Security Orchestration, Automation and Response or SOAR is getting some traction in the marketplace.
Gartner Research recently released a report saying security teams larger than five people will be leveraging SOAR tools for orchestration and automation more. Currently these teams use SOAR less than one per cent today but by 2020 that will rise to 15 per cent. As the security skills shortage persists, alert numbers and attack vectors grow, and product proliferation continues, more organizations will consider SOAR solutions to unlock the full potential of both their analysts and security product suites.
Demisto, a silicon-valley-based SOAR vendor, is trying to solve the problem people have created with security alerts and tools.
Bob Kruse, the vice president of worldwide sales for Demisto, told EChannelNews there simply is not enough people to look at them, begin to understand them, or even run the tools themselves.
“There is a conga line of security products in the operations centre and none of them talk to each other. That means there are an incredible amount of manual processes and human error and this creates a horrible working environment,” Kruse said.
Orchestration essentially knits all those solutions together and makes them work as one. Without security automation and orchestration, operation centres are vulnerable to all kinds of attacks, but Kruse points out the simple one: workers showing up late or not at all. Currently these centres rely on manual or human operation and are prone to errors.
“Demisto has seen a lot of organic growth but the big compelling event is that there is not enough people for all the new solutions and alerts. We have a negative employment rate in this industry. The time is now. There are two lines on a graph that have intersected. Too many alerts and not enough people relatively to the need and that is where Demisto lives; right at those two intersected lines,” he said.
Demisto has a 100 per cent channel friendly strategy and they aim to work with Managed Security Services Providers (MSSP). Kruse said the company has a tier one strategy in North America and two-tier plan in Latin America, Western Europe and EMEA. The positioning of Demisto with channel partner is that everything that is on a solution provider’s line card can be automated and orchestrated.
Kruse added that channel partners can go to its install base and monetize further with Demisto.
“We even create budget for partners because we remove the complexity and the end user can digest these solutions like they were any other end-point.”

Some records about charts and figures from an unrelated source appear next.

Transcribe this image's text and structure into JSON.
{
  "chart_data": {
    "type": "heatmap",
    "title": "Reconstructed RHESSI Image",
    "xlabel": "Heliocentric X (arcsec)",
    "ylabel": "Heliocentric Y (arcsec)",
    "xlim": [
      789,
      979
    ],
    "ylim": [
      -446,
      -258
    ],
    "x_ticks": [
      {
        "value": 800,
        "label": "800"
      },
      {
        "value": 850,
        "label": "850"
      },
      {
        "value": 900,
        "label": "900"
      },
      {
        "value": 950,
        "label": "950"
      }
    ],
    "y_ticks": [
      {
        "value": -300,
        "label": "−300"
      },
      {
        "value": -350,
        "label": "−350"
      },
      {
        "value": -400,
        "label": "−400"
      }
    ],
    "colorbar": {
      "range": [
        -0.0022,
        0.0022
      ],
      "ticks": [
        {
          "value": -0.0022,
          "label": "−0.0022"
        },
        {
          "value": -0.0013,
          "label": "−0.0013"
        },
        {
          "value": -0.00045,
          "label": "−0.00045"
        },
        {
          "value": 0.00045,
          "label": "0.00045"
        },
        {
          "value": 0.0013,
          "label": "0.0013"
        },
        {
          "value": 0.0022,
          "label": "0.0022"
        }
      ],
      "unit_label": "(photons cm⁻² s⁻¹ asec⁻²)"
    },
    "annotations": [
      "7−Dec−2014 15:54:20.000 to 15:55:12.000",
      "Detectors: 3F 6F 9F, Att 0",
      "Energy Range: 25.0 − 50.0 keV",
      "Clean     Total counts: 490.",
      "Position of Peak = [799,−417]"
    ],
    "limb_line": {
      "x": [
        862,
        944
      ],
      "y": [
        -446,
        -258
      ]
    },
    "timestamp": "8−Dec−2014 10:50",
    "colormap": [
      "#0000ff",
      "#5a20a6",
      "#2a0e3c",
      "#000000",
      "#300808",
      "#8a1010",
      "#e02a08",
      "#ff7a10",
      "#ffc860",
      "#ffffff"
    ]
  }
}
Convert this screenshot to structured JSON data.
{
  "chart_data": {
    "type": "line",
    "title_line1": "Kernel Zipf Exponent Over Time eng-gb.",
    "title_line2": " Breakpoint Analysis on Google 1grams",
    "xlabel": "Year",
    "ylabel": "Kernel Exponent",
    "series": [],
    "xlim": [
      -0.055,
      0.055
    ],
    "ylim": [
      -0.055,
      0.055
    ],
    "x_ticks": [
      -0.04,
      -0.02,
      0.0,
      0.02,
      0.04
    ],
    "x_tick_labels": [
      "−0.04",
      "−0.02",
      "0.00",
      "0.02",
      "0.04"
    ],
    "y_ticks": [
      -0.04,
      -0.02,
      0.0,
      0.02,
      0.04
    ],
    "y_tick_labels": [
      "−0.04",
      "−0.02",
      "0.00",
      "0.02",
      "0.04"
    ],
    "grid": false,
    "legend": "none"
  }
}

Late last year Demisto released version 3.1 for enterprise and community users. One of the big features from this new release is a personalized War Room for incident and indicator management. The personalized War Room has pre-defined filters and a customizable filter editor that enables users to create bespoke views for specific incidents. Users can add notes and evidence entries directly, which can reduce incident response by seconds. There is also a new Tasks Pane that shows the analyst the next set of tasks to complete in the incident. Entries in HTML format can also be added.